A full agenda for the USD 457 Board of Education on Monday will include discussion on the 2008-09 budget, plus presentations about 2008 test scores and the possibility of a centralized early education center, and the possibility of changing the name of Pierceville-Plymell Elementary School.

Financial Officer Kathleen Whitley said Friday afternoon that she still was working on budget information that will be presented on Monday, and that she didn't know yet what the district would be proposing as a tax rate.

Other segments of the budget, however, already have been determined through USD 457's program budgeting process, in which a committee of school district staff and residents help determine how funds will be divided among the district's programs.
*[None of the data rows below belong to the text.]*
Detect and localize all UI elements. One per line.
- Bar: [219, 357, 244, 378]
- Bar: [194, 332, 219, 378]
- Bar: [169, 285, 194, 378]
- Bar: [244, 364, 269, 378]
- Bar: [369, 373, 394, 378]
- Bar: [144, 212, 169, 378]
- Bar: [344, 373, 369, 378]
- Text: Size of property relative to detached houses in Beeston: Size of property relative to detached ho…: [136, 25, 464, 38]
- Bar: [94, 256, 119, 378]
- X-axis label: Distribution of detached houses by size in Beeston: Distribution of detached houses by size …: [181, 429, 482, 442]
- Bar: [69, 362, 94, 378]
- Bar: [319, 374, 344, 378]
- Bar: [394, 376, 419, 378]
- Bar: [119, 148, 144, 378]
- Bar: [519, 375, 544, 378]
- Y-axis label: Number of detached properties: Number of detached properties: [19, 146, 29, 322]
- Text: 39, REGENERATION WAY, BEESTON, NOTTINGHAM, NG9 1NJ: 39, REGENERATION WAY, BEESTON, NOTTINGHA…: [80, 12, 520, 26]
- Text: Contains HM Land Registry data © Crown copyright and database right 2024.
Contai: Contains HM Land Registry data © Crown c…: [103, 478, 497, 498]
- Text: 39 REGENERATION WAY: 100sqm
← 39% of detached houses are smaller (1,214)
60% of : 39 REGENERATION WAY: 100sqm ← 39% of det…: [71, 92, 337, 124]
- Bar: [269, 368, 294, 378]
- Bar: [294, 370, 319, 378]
Based on the committee's input, the board approved a priority list that would increase funding for high school instruction while trimming the budgets for curriculum/assessment, supplemental services and district-wide administration.

Also on the agenda, Assistant Superintendent Shelly Kiblinger and Testing Coordinator Steve Nordby are scheduled to discuss how students fared on the Kansas State Assessments students took in the spring.

Deputy Superintendent Steve Karlin said the information to be presented is not yet finalized by the state, but that the school district still has a good idea of which schools made Adequate Yearly Progress (AYP) under the federal No Child Left Behind Act. Making AYP indicates that a high enough percentage of students -- overall and in various subgroups -- have achieved at least a "meets standard" score on the reading and math tests.

In other business, Special Education Director Karen Johnson will discuss why a research committee she was a part of feels a centralized early childhood education center would be a good move for USD 457. Currently, early childhood programs are spread among most of the district's elementary schools.

The center is part of a long-range facility plan approved by the board in the spring that would be funded by a bond issue on November's ballot. The plan would involve construction of a new high school, conversion of the current GCHS into a middle school, conversion of Abe Hubert Middle School into an elementary school, and conversion of Garfield Elementary School into an early childhood center.

Karlin said Monday's meeting also will include discussion of whether to drop "Pierceville" from the name of Pierceville-Plymell Elementary School. Some residents of the area proposed the idea, and it seems to have support of many staff and families involved with the school, including the family of the one student who lives in Pierceville, he said.

According to the school's Web site, the student bodies of the Pierceville and Plymell schools came together in the 1970s to attend the current school, which is located closer to the unincorporated community of Plymell.

Karlin said the district would only be seeking board and public feedback on the idea Monday, and that he didn't expect any decisions about the school name to be made yet.